Contracts generally have provisions for unforeseen events such as the COVID-19 pandemic. A "force majeure" clause broadly refers to events outside of the affected party's control that were unforeseeable when the contract was entered into, resulting in a party not being able to perform some (or all) of its obligation.
Under many forms of contract, a force majeure event would typically entitle a contractor to an extension of time for critical delay caused by the event, although not to compensation for costs incurred during the delay period, except in agreed-upon circumstances.
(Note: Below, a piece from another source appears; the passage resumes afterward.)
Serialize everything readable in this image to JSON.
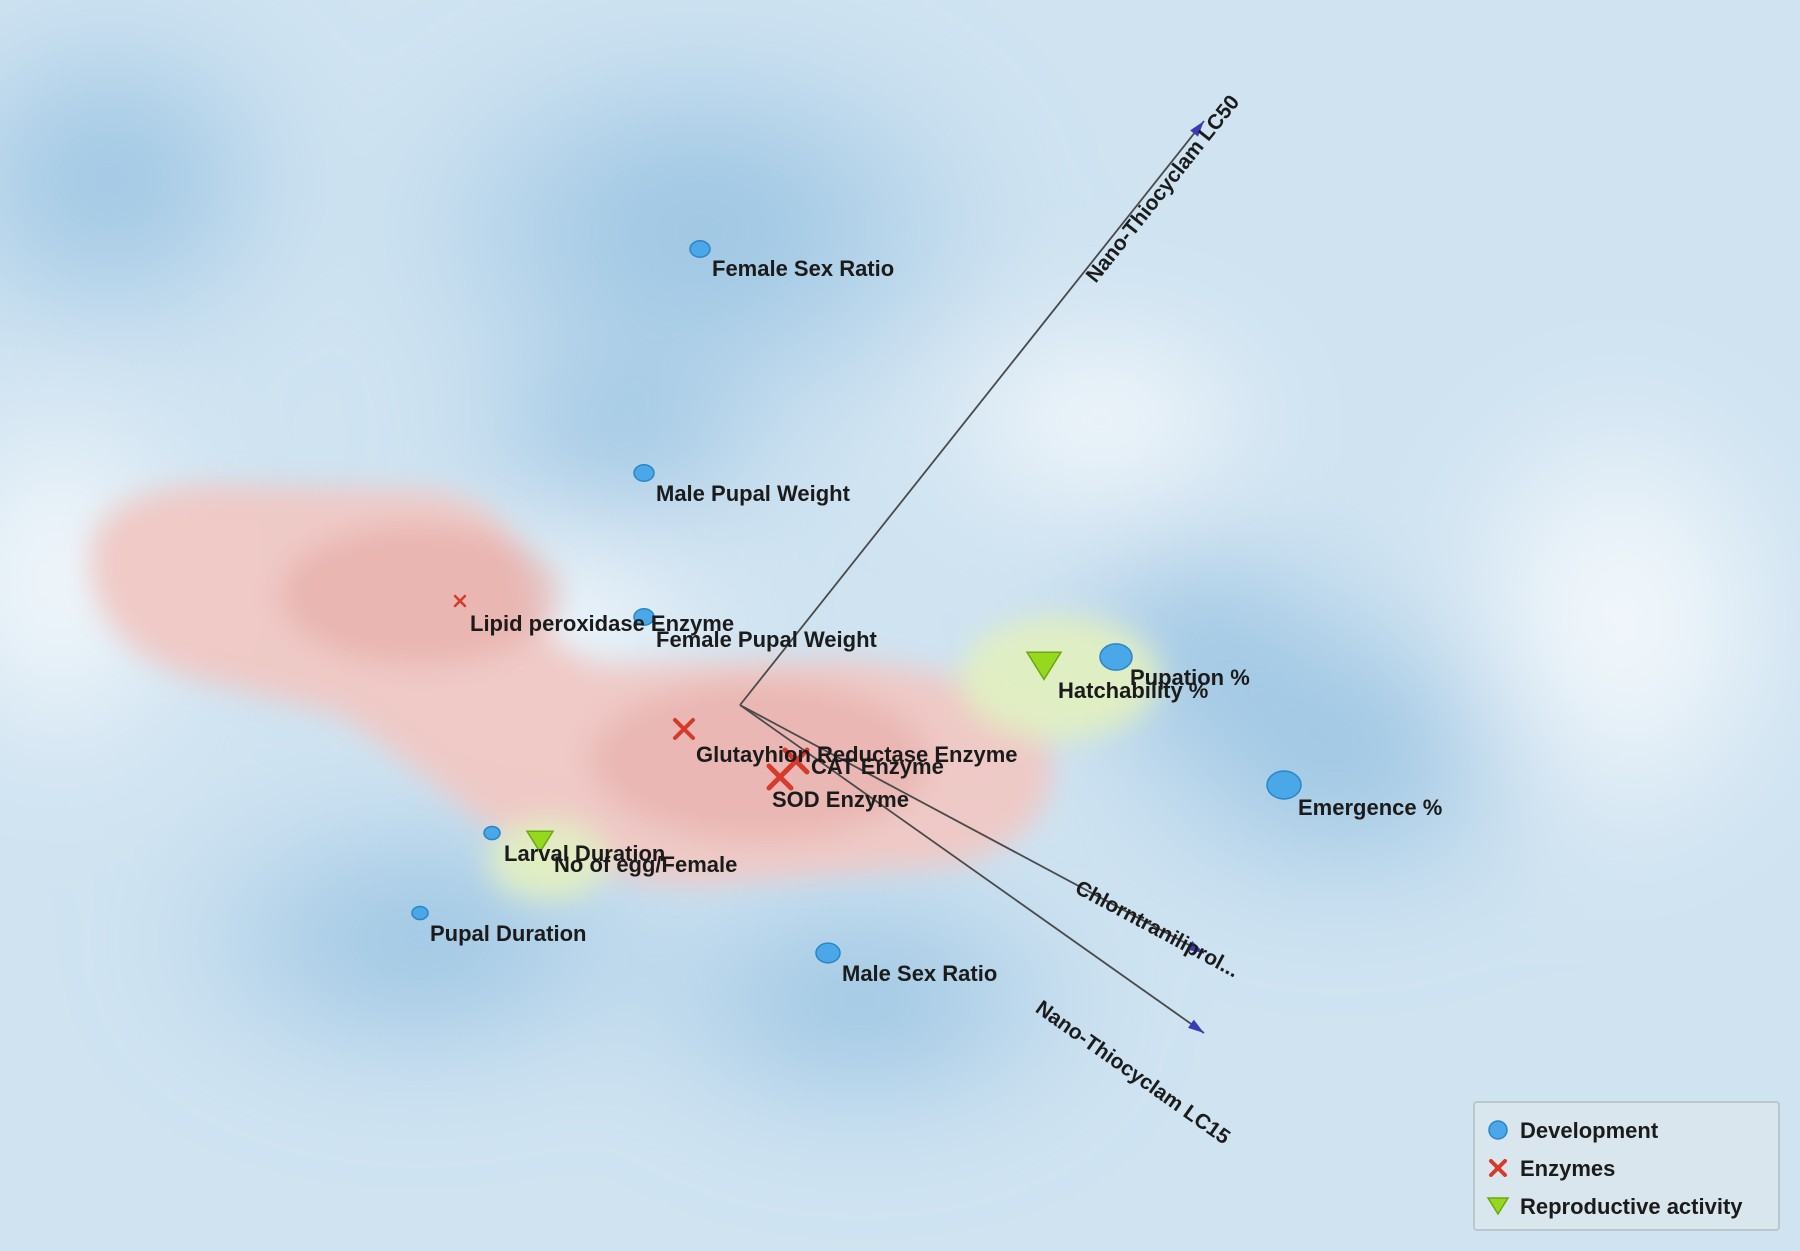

Another contractual provision concerning "changes in law" may also protect contractors. When local governments pass laws or regulations that restrict the movements of people or goods, this change in law provision may confer a right to both an extension of time and for unavoidable costs incurred.
New Safety Guidelines
Construction businesses are investing heavily in additional PPE and procedures to keep employees and clients safe. They're sanitizing trucks and tools daily, conducting temperature and oxygen checks on crews, re-scheduling personnel to not overlap with other trades on-site, and finding ways to conduct contactless service calls, among others.
In addition to specific State and local safety guidelines, OSHA has issued two new pieces of enforcement guidance for employers, one for recording COVID-19 cases and the other regarding its plans for onsite inspections.
Spending on Safety, Saving Everywhere Else
While contractors are investing in more PPE and safety equipment, most have hit the brakes on spending everywhere else. With projects slowing and more money being spent on employee safety, some contractors are seeing profit margins dwindle or even disappear. Discretionary and non-essential spending has come to a standstill for most.
The full impact of COVID-19 on the economy and the construction industry is still left to be seen. But savvy construction pros are using slower times to refocus on what they need to do to protect their employees' safety, clients, and bottom line.